Stöhnte Haakon? Durch nichts anderes ließ er sich anmerken, daß er eine Wunde empfangen hatte. »Seid ruhig!« verlangte er. Der Aufruhr nahm zu. Er erhob sich, zog sein Schwert, schwang es und sagte mit flacher Stimme: »Setzt euch hin.

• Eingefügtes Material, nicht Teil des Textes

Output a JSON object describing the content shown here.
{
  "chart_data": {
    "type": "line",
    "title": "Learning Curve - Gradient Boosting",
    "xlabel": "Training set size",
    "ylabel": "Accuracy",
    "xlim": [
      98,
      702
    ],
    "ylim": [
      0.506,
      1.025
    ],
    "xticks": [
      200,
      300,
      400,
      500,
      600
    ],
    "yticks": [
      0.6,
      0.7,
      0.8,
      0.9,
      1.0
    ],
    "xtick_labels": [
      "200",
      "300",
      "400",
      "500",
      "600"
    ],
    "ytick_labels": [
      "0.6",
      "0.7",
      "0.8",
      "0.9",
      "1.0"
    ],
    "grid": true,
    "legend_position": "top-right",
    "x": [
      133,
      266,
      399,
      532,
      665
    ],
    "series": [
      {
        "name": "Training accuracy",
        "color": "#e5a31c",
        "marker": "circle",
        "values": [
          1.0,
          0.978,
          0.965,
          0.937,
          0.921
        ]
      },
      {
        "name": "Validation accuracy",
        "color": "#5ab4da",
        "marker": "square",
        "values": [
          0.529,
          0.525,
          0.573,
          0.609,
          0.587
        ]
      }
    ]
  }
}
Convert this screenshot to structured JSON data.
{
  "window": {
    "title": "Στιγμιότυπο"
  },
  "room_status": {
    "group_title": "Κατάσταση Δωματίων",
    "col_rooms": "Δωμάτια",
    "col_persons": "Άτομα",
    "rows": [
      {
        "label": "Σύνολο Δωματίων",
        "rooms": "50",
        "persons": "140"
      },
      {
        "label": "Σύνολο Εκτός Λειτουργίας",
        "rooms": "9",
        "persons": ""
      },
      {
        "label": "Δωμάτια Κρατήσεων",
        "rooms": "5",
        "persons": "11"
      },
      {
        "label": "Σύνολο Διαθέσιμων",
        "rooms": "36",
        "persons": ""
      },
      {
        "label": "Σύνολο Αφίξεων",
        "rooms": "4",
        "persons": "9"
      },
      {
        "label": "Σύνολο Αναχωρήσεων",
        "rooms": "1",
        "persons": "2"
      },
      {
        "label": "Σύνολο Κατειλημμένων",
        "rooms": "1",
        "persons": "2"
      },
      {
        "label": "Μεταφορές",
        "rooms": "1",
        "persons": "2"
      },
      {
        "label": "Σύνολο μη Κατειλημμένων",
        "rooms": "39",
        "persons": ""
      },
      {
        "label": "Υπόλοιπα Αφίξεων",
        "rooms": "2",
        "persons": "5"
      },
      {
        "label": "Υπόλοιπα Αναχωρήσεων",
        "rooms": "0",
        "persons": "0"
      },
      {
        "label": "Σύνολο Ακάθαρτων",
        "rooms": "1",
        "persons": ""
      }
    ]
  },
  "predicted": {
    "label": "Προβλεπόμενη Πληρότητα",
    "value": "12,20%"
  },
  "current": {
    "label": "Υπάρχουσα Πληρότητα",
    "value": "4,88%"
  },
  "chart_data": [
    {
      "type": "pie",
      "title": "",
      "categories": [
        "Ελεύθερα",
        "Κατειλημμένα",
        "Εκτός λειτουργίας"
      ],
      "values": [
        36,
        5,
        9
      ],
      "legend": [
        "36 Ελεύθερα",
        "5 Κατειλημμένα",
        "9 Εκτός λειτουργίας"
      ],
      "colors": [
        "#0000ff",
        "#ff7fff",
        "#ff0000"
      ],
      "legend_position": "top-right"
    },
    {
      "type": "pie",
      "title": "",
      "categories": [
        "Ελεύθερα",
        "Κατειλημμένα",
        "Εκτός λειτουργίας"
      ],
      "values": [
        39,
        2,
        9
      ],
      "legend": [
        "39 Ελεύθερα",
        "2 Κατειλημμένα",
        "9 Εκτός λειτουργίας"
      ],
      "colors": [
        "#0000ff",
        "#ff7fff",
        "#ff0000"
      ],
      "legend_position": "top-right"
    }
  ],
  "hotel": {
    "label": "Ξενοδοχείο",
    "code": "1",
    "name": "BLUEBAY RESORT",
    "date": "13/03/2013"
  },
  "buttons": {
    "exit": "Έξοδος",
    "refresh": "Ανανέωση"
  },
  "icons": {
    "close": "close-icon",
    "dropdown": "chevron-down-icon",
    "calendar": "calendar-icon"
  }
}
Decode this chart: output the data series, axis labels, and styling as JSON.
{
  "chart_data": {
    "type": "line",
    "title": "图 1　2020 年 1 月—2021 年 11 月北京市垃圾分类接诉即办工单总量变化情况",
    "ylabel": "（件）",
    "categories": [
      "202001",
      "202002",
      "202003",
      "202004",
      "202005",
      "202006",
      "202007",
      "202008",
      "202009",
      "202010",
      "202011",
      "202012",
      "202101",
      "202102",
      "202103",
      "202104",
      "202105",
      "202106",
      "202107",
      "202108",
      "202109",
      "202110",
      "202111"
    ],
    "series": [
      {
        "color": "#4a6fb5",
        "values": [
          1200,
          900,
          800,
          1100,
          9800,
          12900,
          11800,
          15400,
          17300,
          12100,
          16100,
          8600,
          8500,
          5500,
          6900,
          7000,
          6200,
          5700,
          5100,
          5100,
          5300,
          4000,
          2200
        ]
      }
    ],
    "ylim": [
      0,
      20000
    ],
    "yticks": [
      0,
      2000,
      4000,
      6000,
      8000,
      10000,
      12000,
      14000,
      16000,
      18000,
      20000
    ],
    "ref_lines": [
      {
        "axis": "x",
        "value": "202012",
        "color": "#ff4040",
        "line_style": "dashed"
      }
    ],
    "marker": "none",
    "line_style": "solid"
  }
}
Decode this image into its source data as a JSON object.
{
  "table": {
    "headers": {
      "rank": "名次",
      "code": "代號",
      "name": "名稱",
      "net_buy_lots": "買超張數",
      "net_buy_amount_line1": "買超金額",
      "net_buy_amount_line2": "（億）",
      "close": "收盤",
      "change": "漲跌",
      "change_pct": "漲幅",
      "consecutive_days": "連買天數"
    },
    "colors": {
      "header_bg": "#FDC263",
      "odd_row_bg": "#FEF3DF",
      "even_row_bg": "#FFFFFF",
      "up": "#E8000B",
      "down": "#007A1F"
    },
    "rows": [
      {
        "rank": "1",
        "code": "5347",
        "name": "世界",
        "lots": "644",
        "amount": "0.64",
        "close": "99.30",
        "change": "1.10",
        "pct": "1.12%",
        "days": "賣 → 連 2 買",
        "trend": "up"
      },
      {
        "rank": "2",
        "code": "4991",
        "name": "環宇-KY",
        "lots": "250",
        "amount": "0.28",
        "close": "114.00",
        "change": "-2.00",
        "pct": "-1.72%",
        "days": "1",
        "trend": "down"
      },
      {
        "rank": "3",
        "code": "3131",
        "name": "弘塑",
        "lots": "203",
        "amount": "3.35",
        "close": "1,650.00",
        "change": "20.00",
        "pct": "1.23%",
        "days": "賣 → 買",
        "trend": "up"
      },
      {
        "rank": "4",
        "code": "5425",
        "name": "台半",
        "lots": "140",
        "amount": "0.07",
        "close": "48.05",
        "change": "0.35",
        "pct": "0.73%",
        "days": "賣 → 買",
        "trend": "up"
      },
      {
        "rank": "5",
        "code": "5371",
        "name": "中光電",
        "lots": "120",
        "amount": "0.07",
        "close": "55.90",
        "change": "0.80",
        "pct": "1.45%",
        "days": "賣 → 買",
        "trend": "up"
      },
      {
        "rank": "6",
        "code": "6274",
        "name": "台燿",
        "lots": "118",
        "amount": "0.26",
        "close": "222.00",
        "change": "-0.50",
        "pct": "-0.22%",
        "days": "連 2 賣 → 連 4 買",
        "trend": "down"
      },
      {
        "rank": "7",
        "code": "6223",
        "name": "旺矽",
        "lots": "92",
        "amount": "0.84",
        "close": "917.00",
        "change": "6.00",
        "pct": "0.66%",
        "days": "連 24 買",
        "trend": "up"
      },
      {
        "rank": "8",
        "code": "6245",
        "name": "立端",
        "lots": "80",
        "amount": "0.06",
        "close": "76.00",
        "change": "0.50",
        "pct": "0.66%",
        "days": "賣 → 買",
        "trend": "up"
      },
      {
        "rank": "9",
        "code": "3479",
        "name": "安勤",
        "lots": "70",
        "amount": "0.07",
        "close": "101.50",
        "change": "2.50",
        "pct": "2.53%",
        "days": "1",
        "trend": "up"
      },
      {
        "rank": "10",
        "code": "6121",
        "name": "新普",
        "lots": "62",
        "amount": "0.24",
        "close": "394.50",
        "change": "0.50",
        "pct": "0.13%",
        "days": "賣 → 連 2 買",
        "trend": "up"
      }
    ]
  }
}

Haltet den Mund. Wer es nicht tut, wird bald einer weniger sein, den ich durch den Winter füttern muß.«
Stille trat ein, nur daß der Wind um die Wände pfiff und an der Tür schnüffelte. Haakon steckte die Klinge in die Scheide und schleppte seinen kümmerlichen Körper wieder auf den Hochsitz. »Ich mache euch beiden ein Angebot«, erklärte er, jedes Wort betonend. »Ein ehrlicher Handel. Ihr habt uns erzählt, daß ihr zur Hälfte menschlich seid, aber wie richtige Meerleute unter Wasser atmen und beinahe ebenso gut schwimmen könnt. Seid unsere Waffen! Ich nehme an, ihr könnt unter Wasser auch kämpfen.«
Tauno nickte.
»Und Zauberei braucht ihr nicht zu fürchten, da ihr selbst der Außenwelt angehört«, fuhr Haakon fort.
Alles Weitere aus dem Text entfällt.